Remember when you bought your home? It was an exciting day for you and your family. You finally had a house to call home, and when paid off would be a valuable property that is all yours.

When you bought that home and took out that mortgage, did you put at least 20% of the value down on purchase day?

If not, you were automatically enrolled in PMI… Private Mortgage Insurance. A method lenders use to protect themselves from people who default on their mortgages. Which can cost you from .3% up to 1.15% of the loan amount per year.

If you didn’t have at least 20% of the home value to put down when you bought and started your mortgage, you’re paying your PMI every month, as part of your mortgage payment.

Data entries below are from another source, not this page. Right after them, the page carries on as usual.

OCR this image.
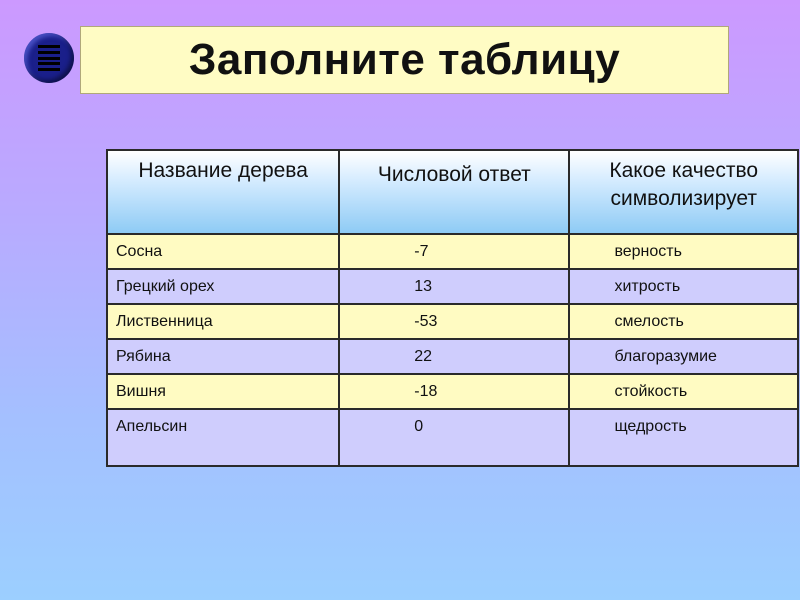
Заполните таблицу
Название дерева	Числовой ответ	Какое качество символизирует
Сосна	-7	верность
Грецкий орех	13	хитрость
Лиственница	-53	смелость
Рябина	22	благоразумие
Вишня	-18	стойкость
Апельсин	0	щедрость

By law, when you took out your mortgage, your lender was required to let you know how long you’ll have to pay PMI each month.

After you’ve been paying on your mortgage for a while, it’s a good idea to monitor your principle balance. (Especially if you are being smart, and making additional principle payments with each mortgage payment you send in.)

You see, when your principle balance drops to 80% of your home’s value when you took out your mortgage, you no longer have to pay PMI.

So your job is to keep on top of what your principle balance is. And when it falls to 80% of the value of your home as stated when you opened your mortgage account, it’s time to contact your lender and tell them to suspend your Private Mortgage Insurance.

By law, lenders are required to automatically drop your PMI when your principle balance reaches 78% of the value of your home.

But you can be smart, and contact them to cancel your PMI when your principle balance hits 80%, and you’ll save all those premiums you would have paid from when your principle hits 80% of value, to the month where your principle hits 78% of value.